Although The God of Small Things primarily details the tragedy and resolution of Estha and Rahel’s family, it is also about Ayemenem as a whole and how it changes alongside the focal characters. As Roy recounts the daily life in Ayemenem both in the past and present, she includes kathakali performances prominently in two sections.
In the first, she tells of how a five-star hotel chain had bought the Heart of Darkness. As a five-star hotel chain would do, they renovate everything about the area (except the smell) and even incorporate elements of the local history. Of course, these snippets of history are primarily used to sell the hotel to the guests, with “Traditional Kerala Umbrella,” “Traditional Bridal Dowry-box,” and the hotel’s name itself, “Heritage,” serving as the primary examples of the commodification of history and culture (120). Of course, the selling off of culture doesn’t end there, as the hotel even incorporates kathakali performances; however, the hotel itself takes liberates to slash “six-hour classics” to “twenty-minute cameos” (121). To add insult to injury, the performances are staged by the swimming pool, wherein the guests seem to give little attention to the already lobotomized performances; Kunti revealing her secret to Karna is truncated to less than a sentence. Roy’s depiction of “Heritage” seems to demonstrate the commodification of stories and culture that ultimately trades any substance or meaning for shallow excitement.

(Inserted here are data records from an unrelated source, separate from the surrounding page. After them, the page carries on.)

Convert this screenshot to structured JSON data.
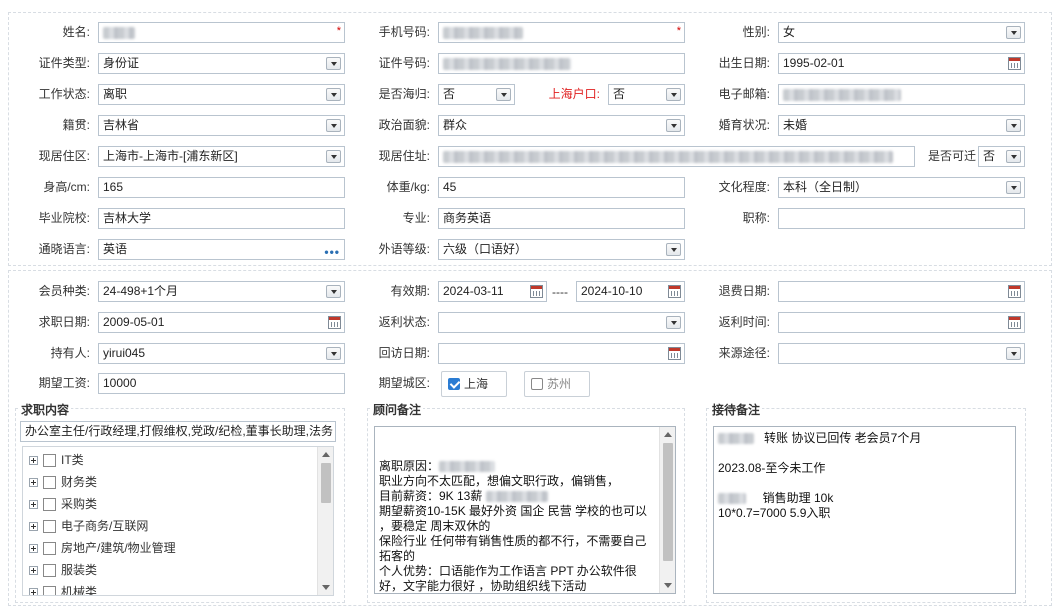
{
  "personal": {
    "name_label": "姓名:",
    "mobile_label": "手机号码:",
    "gender_label": "性别:",
    "gender_value": "女",
    "id_type_label": "证件类型:",
    "id_type_value": "身份证",
    "id_no_label": "证件号码:",
    "birth_label": "出生日期:",
    "birth_value": "1995-02-01",
    "work_status_label": "工作状态:",
    "work_status_value": "离职",
    "returnee_label": "是否海归:",
    "returnee_value": "否",
    "shanghai_hukou_label": "上海户口:",
    "shanghai_hukou_value": "否",
    "email_label": "电子邮箱:",
    "native_label": "籍贯:",
    "native_value": "吉林省",
    "political_label": "政治面貌:",
    "political_value": "群众",
    "marital_label": "婚育状况:",
    "marital_value": "未婚",
    "residence_area_label": "现居住区:",
    "residence_area_value": "上海市-上海市-[浦东新区]",
    "residence_addr_label": "现居住址:",
    "relocate_label": "是否可迁",
    "relocate_value": "否",
    "height_label": "身高/cm:",
    "height_value": "165",
    "weight_label": "体重/kg:",
    "weight_value": "45",
    "education_label": "文化程度:",
    "education_value": "本科（全日制）",
    "school_label": "毕业院校:",
    "school_value": "吉林大学",
    "major_label": "专业:",
    "major_value": "商务英语",
    "title_label": "职称:",
    "title_value": "",
    "language_label": "通晓语言:",
    "language_value": "英语",
    "fl_level_label": "外语等级:",
    "fl_level_value": "六级（口语好）"
  },
  "membership": {
    "member_type_label": "会员种类:",
    "member_type_value": "24-498+1个月",
    "valid_label": "有效期:",
    "valid_from": "2024-03-11",
    "valid_sep": "----",
    "valid_to": "2024-10-10",
    "refund_date_label": "退费日期:",
    "refund_date_value": "",
    "job_date_label": "求职日期:",
    "job_date_value": "2009-05-01",
    "rebate_status_label": "返利状态:",
    "rebate_status_value": "",
    "rebate_time_label": "返利时间:",
    "rebate_time_value": "",
    "holder_label": "持有人:",
    "holder_value": "yirui045",
    "visit_date_label": "回访日期:",
    "visit_date_value": "",
    "source_label": "来源途径:",
    "source_value": "",
    "salary_label": "期望工资:",
    "salary_value": "10000",
    "city_label": "期望城区:",
    "cities": [
      {
        "label": "上海",
        "checked": true
      },
      {
        "label": "苏州",
        "checked": false
      }
    ]
  },
  "job_content": {
    "legend": "求职内容",
    "selected": "办公室主任/行政经理,打假维权,党政/纪检,董事长助理,法务",
    "categories": [
      "IT类",
      "财务类",
      "采购类",
      "电子商务/互联网",
      "房地产/建筑/物业管理",
      "服装类",
      "机械类"
    ]
  },
  "consultant_note": {
    "legend": "顾问备注",
    "lines": [
      "离职原因：",
      "职业方向不太匹配，想偏文职行政，偏销售，",
      "目前薪资：9K  13薪",
      "期望薪资10-15K  最好外资 国企 民营 学校的也可以 ，要稳定 周末双休的",
      "保险行业 任何带有销售性质的都不行，不需要自己拓客的",
      "个人优势：口语能作为工作语言  PPT 办公软件很好，文字能力很好 ，协助组织线下活动"
    ]
  },
  "reception_note": {
    "legend": "接待备注",
    "line1": "转账 协议已回传  老会员7个月",
    "line2": "2023.08-至今未工作",
    "line3": "销售助理 10k",
    "line4": "10*0.7=7000  5.9入职"
  }
}
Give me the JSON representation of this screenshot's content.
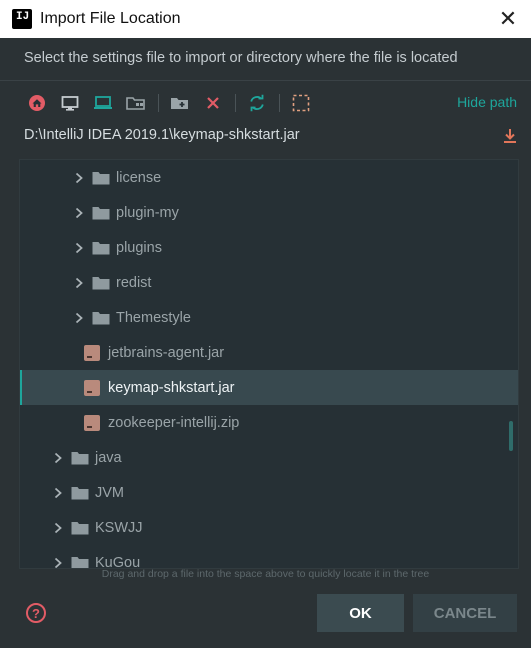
{
  "window": {
    "app_icon_text": "IJ",
    "title": "Import File Location",
    "close_glyph": "✕"
  },
  "description": "Select the settings file to import or directory where the file is located",
  "toolbar": {
    "buttons": [
      "home-icon",
      "desktop-icon",
      "project-icon",
      "module-icon",
      "new-folder-icon",
      "delete-icon",
      "refresh-icon",
      "show-hidden-icon"
    ],
    "hide_path_label": "Hide path"
  },
  "path": {
    "value": "D:\\IntelliJ IDEA 2019.1\\keymap-shkstart.jar"
  },
  "tree": {
    "rows": [
      {
        "label": "license",
        "kind": "folder",
        "expandable": true
      },
      {
        "label": "plugin-my",
        "kind": "folder",
        "expandable": true
      },
      {
        "label": "plugins",
        "kind": "folder",
        "expandable": true
      },
      {
        "label": "redist",
        "kind": "folder",
        "expandable": true
      },
      {
        "label": "Themestyle",
        "kind": "folder",
        "expandable": true
      },
      {
        "label": "jetbrains-agent.jar",
        "kind": "jar",
        "expandable": false
      },
      {
        "label": "keymap-shkstart.jar",
        "kind": "jar",
        "expandable": false,
        "selected": true
      },
      {
        "label": "zookeeper-intellij.zip",
        "kind": "zip",
        "expandable": false
      },
      {
        "label": "java",
        "kind": "folder",
        "expandable": true
      },
      {
        "label": "JVM",
        "kind": "folder",
        "expandable": true
      },
      {
        "label": "KSWJJ",
        "kind": "folder",
        "expandable": true
      },
      {
        "label": "KuGou",
        "kind": "folder",
        "expandable": true
      }
    ]
  },
  "hint": "Drag and drop a file into the space above to quickly locate it in the tree",
  "footer": {
    "help_glyph": "?",
    "ok_label": "OK",
    "cancel_label": "CANCEL"
  },
  "colors": {
    "accent": "#1ea69c",
    "background": "#2b3235",
    "tree_background": "#263035",
    "selection": "#38494f",
    "danger": "#e25c66"
  }
}
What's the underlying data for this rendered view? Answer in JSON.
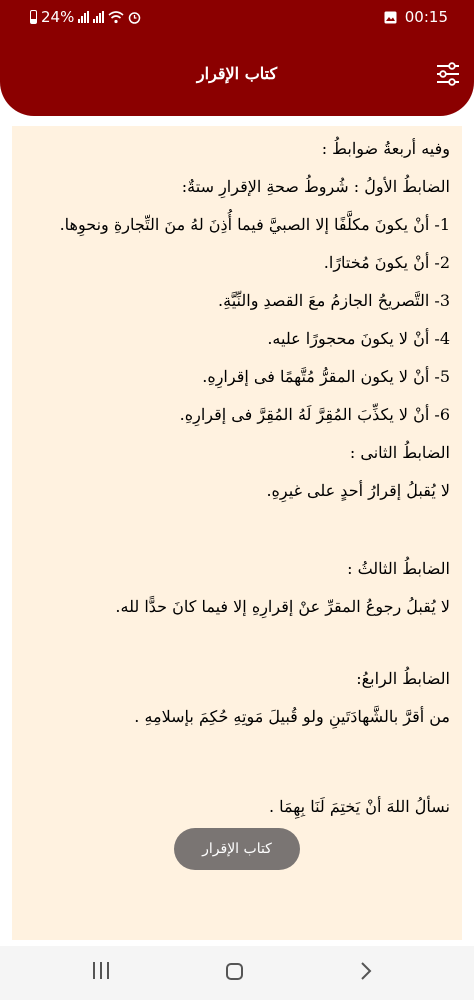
{
  "status": {
    "battery": "24%",
    "time": "00:15"
  },
  "header": {
    "title": "كتاب الإقرار"
  },
  "content": {
    "intro": "وفيه أربعةُ ضوابطُ :",
    "rule1_title": "الضابطُ الأولُ : شُروطُ صحةِ الإقرارِ ستةٌ:",
    "rule1_items": [
      "1- أنْ يكونَ مكلَّفًا إلا الصبيَّ فيما أُذِنَ لهُ منَ التِّجارةِ ونحوِها.",
      "2- أنْ يكونَ مُختارًا.",
      "3- التَّصريحُ الجازمُ معَ القصدِ والنِّيَّةِ.",
      "4- أنْ لا يكونَ محجورًا عليه.",
      "5- أنْ لا يكون المقرُّ مُتَّهمًا فى إقرارِهِ.",
      "6- أنْ لا يكذِّبَ المُقِرَّ لَهُ المُقِرَّ فى إقرارِهِ."
    ],
    "rule2_title": "الضابطُ الثانى :",
    "rule2_text": "لا يُقبلُ إقرارُ أحدٍ على غيرِهِ.",
    "rule3_title": "الضابطُ الثالثُ :",
    "rule3_text": "لا يُقبلُ رجوعُ المقرِّ عنْ إقرارِهِ إلا فيما كانَ حدًّا لله.",
    "rule4_title": "الضابطُ الرابعُ:",
    "rule4_text": "من أقرَّ بالشَّهادَتَينِ ولو قُبيلَ مَوتِهِ حُكِمَ بإسلامِهِ .",
    "closing": "نسألُ اللهَ أنْ يَختِمَ لَنَا بِهِمَا ."
  },
  "toast": {
    "label": "كتاب الإقرار"
  },
  "icons": {
    "menu": "sliders-icon",
    "status_left": [
      "battery-icon",
      "signal-icon",
      "wifi-icon",
      "alarm-icon"
    ],
    "status_right": [
      "image-notification-icon"
    ],
    "nav": [
      "recents-icon",
      "home-icon",
      "back-icon"
    ]
  },
  "colors": {
    "primary": "#8b0000",
    "panel": "#fff2e0",
    "toast": "#7a7573"
  }
}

In contrast, Roy later presents us with performers from the Heart of Darkness. They recognize “their turning to tourism to stave of starvation” and as a result, “they stopped at the temple to ask the pardon of their gods” (218). As their performance’s purpose changes from mere survival to self-actualization. As just one example, Roy sums up the Kathakali Man as “the most beautiful of men. Because his body is his soul. His only instrument” (219). Although Roy then recounts the increasing unwantedness of the Kathakali Man as “He becomes a Regional Flavor” just to survive, she then expands what was once a fragment of a sentence into nearly three pages of story. Karna’s despair, comfort, shock, and resolution and Kunti’s identity and purpose is brought to life while the Love Laws once again play a major role. The performance, now done justice, lends insight both into culture and into our principle character’s past.
Over time, all stories are adaptable. Whether that be through simple translation or through massive shifts like a different media, all stories change. The Bible has been adapted into movies, television, vegetable cartoons, etc. (not even mentioning the thousands of translations), the story of Buddha has been made into movies, and even modern stories like “Forrest Gump” and “The Office” receive adaptations. For all these adaptations, something about the story must change. Whether that be a phrase that now becomes lost in translation or a theme that no longer resonates, adaptations often lose substance.
Such is the case with the kathakali performances. Their adaptation into mere hotel entertainment achieves a purpose, it certainly adds value to the hotel and garners the performers their livelihood, but it loses the emotional weight and magic that made the original performances matter. As such, the hotel acts are horrible adaptations because in their hollow pursuit of the appearance of seeming cultured, they’ve lost cultre.
However, not all adaptations are bad adaptations. Adaptations are created for a reason, that being a new purpose: for foreigners who can’t read in another language, for younger audiences, for more bombastic special effects and acting, etc. Adaptations are necessary because originals are often too rigid to allow for what the author or audience wants.
This sentiment leads me to Roy’s adaptation of Kunti and Karna by the riverside. While Rahel and Estha watch the original performance, we read Roy’s adapted version. In this case, Roy adapts the performance because it’s a simple necessity of an author to condense things down until nothing but what’s necessary is told. Of course, Roy’s telling of the story doesn’t explain the lore, voices, etc. of the performance, but it brings what Roy needs. Parallel to Rahel and Estha’s story, Roy’s version of Kunti and Karna tells of despair, familial connection and conflict, and the Love Laws that both conveys the emotion of the original story and ties it together with the overall story. Roy’s adaptation is a good (or at least better) adaptation because it cuts down the story while still keeping the original themes intact and connecting those themes back to her story.
The two adaptations, at the hotel and at the temple, demonstrate how we ought to tell and retell stories. Often, we must retell stories — in Roy’s case she can’t literally show us the six-hour performance — however, we must take care so that whatever adaptation we create, watch, and/or read is something that’s both faithful enough to the original and different enough to serve a distinct purpose lest we, like tourists, merely produce and consume rather than tinker, re-imagine, and learn.